L’acte additionnel accorde au Gouvernement italien l’option d’un système qui modifie cet arrangement primitif sur deux points : le mode de reprise des monnaies divisionnaires et le retrait des petites coupures.  Sur le premier point les changements qui interviennent ne concernent que le Gouvernement français, avec lequel le Gouvernement italien traite de la reprise.  La Belgique remet dans tous les cas au Gouvernement français, dans la première quinzaine de janvier 1880, les monnaies divisionnaires qu’elle aura recueillies et en est payée comptant.  Le second point intéresse toutes les puissances contractantes : l’Italie ne doit plus nécessairement retirer ses coupures de papier dans les six mois qui suivront la remise totale de ses monnaies; elle peut choisir son moment; mais, jusqu’à ce qu’elle ait décrété la suppression légale desdites coupures, elle ne peut mettre en circulation les monnaies divisionnaires recueillies.  Ces monnaies seront gardées, soit dans les caisses publiques françaises, soit dans les caisses publiques italiennes.
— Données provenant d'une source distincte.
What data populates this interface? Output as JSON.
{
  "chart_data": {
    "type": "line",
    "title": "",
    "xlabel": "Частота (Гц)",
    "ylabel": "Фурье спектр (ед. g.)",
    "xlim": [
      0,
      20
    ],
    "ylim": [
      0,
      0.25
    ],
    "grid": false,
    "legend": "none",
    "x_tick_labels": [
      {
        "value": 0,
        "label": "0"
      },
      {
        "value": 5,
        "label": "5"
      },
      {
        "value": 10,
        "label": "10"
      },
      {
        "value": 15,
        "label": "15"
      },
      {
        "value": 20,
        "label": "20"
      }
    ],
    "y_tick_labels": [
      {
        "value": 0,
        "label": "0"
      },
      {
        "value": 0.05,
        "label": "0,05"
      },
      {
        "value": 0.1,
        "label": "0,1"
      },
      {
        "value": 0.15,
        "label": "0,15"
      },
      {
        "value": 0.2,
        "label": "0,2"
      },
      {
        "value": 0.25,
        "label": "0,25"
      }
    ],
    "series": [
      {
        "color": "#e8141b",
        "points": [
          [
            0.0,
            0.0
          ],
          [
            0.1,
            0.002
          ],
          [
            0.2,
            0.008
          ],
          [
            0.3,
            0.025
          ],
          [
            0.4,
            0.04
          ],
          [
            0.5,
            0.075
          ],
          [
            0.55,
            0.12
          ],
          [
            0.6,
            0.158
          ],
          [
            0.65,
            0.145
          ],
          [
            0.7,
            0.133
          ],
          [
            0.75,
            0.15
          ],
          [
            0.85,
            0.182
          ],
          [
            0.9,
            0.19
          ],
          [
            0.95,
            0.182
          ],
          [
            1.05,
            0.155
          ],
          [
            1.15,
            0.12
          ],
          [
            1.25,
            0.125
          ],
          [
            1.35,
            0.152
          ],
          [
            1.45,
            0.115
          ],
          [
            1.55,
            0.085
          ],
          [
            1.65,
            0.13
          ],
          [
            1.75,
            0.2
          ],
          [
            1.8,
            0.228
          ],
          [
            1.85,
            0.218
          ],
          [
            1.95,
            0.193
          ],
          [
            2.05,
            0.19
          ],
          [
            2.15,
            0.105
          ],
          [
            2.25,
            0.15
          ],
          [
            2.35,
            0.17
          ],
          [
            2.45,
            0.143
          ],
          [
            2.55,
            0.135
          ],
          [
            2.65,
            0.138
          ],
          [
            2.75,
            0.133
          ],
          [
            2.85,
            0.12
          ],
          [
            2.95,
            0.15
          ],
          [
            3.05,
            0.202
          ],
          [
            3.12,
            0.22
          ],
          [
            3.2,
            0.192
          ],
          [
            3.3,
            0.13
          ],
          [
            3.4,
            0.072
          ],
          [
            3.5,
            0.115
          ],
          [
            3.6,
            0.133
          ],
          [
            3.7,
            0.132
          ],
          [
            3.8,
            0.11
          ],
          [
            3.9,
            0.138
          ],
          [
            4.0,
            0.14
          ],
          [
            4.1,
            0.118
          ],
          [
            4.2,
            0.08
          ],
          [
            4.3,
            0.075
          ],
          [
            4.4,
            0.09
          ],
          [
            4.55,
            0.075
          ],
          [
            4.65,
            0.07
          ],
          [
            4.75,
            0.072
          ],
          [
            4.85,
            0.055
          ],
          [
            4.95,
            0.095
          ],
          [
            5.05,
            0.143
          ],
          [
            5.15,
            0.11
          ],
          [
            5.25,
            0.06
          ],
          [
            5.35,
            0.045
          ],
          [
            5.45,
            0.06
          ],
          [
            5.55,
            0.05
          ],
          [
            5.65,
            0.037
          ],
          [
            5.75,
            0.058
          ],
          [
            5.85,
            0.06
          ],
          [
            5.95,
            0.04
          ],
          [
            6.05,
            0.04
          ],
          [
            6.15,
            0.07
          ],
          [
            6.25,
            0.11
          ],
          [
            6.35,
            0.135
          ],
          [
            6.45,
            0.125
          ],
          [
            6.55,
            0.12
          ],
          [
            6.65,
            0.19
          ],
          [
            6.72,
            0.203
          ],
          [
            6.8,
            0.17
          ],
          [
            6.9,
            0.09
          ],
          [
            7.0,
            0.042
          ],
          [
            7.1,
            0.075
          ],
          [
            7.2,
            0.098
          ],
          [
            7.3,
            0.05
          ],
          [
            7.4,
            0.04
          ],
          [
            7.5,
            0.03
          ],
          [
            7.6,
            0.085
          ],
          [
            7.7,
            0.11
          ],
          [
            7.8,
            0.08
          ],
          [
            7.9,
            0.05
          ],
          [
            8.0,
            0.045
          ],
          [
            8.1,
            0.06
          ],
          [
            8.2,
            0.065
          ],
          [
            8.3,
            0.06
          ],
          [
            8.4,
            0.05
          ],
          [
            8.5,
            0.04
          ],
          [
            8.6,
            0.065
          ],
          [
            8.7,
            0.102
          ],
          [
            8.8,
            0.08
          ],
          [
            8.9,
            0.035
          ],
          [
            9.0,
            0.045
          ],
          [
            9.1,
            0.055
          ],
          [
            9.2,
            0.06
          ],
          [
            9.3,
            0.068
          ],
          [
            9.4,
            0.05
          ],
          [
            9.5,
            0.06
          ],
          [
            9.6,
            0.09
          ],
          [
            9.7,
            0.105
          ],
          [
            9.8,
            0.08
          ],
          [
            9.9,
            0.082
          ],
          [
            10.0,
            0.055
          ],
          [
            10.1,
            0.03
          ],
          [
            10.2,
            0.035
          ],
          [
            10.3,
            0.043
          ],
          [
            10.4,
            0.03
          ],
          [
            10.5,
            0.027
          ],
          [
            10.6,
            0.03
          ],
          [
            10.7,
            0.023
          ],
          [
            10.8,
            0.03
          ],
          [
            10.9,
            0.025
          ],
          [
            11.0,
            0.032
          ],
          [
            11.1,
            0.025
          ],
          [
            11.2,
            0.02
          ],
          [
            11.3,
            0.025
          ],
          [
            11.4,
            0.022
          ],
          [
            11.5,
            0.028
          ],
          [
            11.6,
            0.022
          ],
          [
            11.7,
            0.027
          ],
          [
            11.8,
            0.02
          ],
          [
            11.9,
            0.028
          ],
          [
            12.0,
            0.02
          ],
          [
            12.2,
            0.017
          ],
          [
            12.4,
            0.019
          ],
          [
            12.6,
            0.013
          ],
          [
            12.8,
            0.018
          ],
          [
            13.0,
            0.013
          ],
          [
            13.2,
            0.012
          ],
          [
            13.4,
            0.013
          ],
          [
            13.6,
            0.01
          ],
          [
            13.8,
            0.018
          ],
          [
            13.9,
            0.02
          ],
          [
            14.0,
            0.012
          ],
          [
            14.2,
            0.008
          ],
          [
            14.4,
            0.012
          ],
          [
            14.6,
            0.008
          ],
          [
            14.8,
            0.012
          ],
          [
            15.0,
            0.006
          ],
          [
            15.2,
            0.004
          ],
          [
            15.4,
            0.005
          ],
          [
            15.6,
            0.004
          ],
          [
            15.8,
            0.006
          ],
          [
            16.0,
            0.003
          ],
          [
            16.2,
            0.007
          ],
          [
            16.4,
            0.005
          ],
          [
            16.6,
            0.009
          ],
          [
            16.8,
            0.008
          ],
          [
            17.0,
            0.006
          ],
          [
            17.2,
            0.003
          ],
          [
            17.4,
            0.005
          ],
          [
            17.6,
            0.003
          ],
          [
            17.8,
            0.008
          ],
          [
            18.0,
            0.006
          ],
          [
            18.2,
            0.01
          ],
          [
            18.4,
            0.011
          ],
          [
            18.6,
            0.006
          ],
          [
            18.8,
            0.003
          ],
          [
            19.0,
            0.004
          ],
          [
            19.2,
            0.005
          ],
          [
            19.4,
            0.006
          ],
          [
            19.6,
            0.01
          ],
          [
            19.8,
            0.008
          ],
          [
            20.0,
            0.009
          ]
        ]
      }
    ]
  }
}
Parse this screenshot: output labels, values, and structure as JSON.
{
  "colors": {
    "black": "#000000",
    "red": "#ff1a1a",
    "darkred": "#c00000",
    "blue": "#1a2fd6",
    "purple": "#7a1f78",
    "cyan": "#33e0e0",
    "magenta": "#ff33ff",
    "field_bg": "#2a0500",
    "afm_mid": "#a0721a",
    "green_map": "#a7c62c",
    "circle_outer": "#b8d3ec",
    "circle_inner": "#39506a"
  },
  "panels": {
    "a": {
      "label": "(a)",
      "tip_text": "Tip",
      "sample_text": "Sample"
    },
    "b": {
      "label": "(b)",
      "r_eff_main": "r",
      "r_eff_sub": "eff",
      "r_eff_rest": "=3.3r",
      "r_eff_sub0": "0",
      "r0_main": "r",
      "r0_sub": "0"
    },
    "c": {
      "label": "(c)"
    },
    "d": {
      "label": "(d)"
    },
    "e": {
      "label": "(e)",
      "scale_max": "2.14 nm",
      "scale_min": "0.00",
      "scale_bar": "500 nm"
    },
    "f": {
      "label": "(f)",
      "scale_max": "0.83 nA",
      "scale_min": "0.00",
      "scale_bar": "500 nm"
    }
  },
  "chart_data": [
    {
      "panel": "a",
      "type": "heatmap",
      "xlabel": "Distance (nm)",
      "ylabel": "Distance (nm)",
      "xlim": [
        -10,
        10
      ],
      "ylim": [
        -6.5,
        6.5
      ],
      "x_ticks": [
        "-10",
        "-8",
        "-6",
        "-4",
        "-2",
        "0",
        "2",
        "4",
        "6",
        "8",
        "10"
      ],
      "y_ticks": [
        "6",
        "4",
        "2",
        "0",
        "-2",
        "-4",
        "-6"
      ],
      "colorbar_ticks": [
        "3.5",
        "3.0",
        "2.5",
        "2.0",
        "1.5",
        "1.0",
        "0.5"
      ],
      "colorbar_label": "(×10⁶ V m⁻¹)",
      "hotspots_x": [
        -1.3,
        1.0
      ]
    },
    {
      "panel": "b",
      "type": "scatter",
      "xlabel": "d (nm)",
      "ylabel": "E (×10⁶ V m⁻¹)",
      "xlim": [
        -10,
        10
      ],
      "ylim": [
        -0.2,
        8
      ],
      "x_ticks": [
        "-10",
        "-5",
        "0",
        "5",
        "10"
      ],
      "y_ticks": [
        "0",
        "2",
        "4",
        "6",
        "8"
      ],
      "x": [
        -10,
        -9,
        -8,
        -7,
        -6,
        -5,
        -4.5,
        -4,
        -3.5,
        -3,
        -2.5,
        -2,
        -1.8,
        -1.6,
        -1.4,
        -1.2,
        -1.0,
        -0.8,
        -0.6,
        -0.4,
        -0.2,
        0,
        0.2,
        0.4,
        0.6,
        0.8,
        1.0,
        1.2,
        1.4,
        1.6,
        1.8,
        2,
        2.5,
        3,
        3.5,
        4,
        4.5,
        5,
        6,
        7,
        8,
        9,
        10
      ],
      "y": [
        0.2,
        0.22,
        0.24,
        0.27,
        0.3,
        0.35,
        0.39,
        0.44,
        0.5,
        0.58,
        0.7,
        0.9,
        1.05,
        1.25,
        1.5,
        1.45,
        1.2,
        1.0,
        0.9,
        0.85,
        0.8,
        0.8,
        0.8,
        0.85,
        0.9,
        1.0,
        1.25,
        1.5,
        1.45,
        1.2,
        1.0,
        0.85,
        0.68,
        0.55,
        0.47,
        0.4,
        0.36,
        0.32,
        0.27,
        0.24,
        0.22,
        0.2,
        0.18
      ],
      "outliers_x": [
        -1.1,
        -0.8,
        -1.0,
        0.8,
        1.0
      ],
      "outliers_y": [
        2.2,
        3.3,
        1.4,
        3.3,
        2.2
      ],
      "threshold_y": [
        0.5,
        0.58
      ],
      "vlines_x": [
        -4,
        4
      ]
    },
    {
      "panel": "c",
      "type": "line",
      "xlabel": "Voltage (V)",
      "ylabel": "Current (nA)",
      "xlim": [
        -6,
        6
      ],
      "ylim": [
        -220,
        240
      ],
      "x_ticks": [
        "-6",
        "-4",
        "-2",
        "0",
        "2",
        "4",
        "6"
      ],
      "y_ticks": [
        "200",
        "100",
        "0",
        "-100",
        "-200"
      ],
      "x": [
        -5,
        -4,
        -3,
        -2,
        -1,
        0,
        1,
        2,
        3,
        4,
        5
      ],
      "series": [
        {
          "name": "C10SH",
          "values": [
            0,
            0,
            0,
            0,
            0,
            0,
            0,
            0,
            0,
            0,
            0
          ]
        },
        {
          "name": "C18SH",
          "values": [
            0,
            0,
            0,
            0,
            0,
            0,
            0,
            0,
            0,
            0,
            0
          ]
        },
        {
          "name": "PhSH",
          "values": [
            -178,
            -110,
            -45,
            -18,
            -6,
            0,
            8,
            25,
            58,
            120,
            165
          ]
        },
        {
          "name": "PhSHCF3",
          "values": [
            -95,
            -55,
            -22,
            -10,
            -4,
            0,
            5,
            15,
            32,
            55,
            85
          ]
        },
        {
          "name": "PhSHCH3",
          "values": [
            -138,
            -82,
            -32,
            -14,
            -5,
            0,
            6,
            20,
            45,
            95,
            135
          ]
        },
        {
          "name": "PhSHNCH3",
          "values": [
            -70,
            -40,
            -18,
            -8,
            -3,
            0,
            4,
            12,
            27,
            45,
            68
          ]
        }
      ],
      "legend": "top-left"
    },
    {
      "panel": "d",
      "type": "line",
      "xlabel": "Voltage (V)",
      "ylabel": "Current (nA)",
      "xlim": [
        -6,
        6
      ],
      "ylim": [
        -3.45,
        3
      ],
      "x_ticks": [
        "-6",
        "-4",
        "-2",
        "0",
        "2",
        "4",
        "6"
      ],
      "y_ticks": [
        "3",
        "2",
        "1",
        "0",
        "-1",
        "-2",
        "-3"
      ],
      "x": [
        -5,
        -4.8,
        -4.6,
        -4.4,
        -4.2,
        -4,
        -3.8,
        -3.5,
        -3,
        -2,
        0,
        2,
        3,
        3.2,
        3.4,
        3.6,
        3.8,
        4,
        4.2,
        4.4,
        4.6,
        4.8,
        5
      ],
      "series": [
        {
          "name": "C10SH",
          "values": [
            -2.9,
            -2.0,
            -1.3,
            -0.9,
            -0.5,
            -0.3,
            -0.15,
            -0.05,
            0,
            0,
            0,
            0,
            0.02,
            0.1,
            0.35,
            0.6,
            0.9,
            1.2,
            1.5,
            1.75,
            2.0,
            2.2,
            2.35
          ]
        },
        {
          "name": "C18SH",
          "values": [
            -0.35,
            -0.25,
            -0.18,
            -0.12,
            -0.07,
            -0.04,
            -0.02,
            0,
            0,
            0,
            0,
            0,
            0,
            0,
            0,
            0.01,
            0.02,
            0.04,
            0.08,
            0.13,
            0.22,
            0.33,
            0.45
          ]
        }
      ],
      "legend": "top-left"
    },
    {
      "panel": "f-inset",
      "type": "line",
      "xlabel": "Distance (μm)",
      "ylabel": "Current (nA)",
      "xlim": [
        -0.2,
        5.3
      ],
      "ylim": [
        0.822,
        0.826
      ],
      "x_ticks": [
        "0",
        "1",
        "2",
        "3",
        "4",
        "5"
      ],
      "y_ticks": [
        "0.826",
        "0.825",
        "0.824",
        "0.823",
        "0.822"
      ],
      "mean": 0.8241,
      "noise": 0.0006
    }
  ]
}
Aucune modification essentielle n’est donc apportée à la Convention que vous avez approuvée le 11 mars dernier.  Si l’Italie adopte le système de l’acte additionnel, la suppression des petites coupures de papier pourra être différée; mais le retrait des monnaies divisionnaires n’en sera pas moins effectué, et il y a une garantie complète qu’elles ne seront remises dans la circulation qu’en même temps que les petites coupures de papier, en disparaissant, leur auront fait place.

Le Gouvernement vous propose, Messieurs, de l’autoriser à ratifier cet acte additionnel.